Она заботилась о моем счастье, он сомневался в моем успехе.
В начальной школе я получал хорошие отметки – лучшие в классе, а отец называл меня любимчиком учительницы и плохо к ней относился. В коллеже я тоже был среди первых – не слишком напрягаясь, – и он настоял на переводе в другое учебное заведение. Читая хвалебные отзывы лицейских преподавателей, папа клеймил их за соглашательство и сетовал на развал системы образования, случившийся после событий 1968 года. Отец немного успокоился только после того, как в семнадцать лет я стал победителем национального конкурса по сочинению, куда из каждого лицея направляли самого одаренного ученика по французской литературе. Я даже попал в Елисейский дворец, на встречу с президентом Республики Валери Жискар д’Эстеном. Оценка «очень хорошо» за бакалавриат умиротворяла папин нрав до самого моего поступления в Эколь Нормаль[17] в Париже на улице Ульм, принятия на должность адъюнкт-профессора философии и защиты диссертации в Сорбонне.

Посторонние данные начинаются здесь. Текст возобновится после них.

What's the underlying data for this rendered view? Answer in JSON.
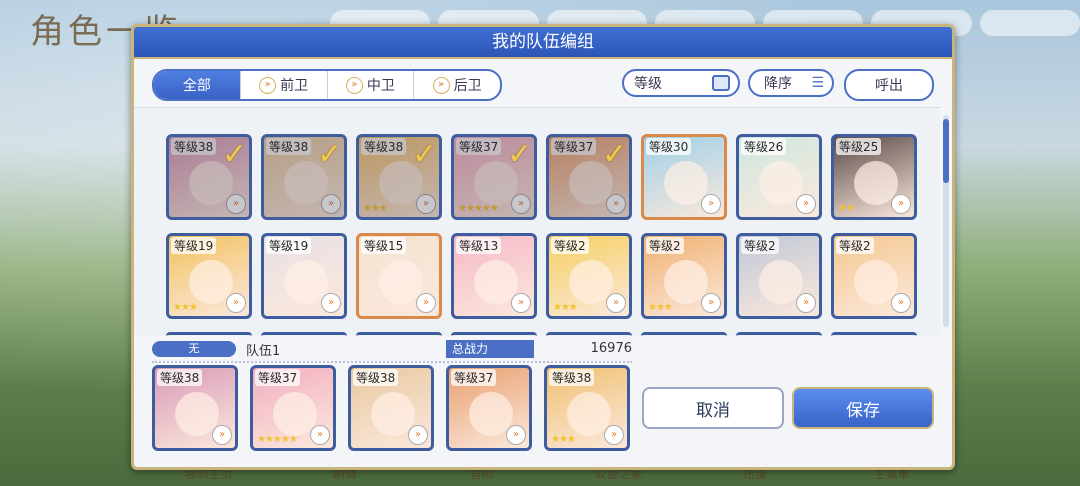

С первого дня жизни я двадцать семь лет только тем и занимался, что внушал уверенность своему отцу.
* * *
Тайна первого мгновения. Все разыгрывается за несколько секунд, раз и навсегда…
Подозрительный взгляд отца в родильном зале определил наши отношения.
Я ответил недоверием.
– Забавно, – сказала однажды мама, – ты еще крошкой не выносил, когда отец держал тебя на руках или сажал к себе на колени. Орал, плакал, краснел как помидор и умолкал, только когда я тебя забирала.
Это обстоятельство забавляло и интриговало маму до последнего дня жизни.
Я обычно отвечал:
– Это естественно – папа меня не ласкал, а осматривал, прикасался к сыну не из любви, а потому, что очень боялся обнаружить что-нибудь «не то».
* * *
Десятилетия усердной учебы, раннее признание, успех моих пьес и романов не избавили отца от навязчивой идеи.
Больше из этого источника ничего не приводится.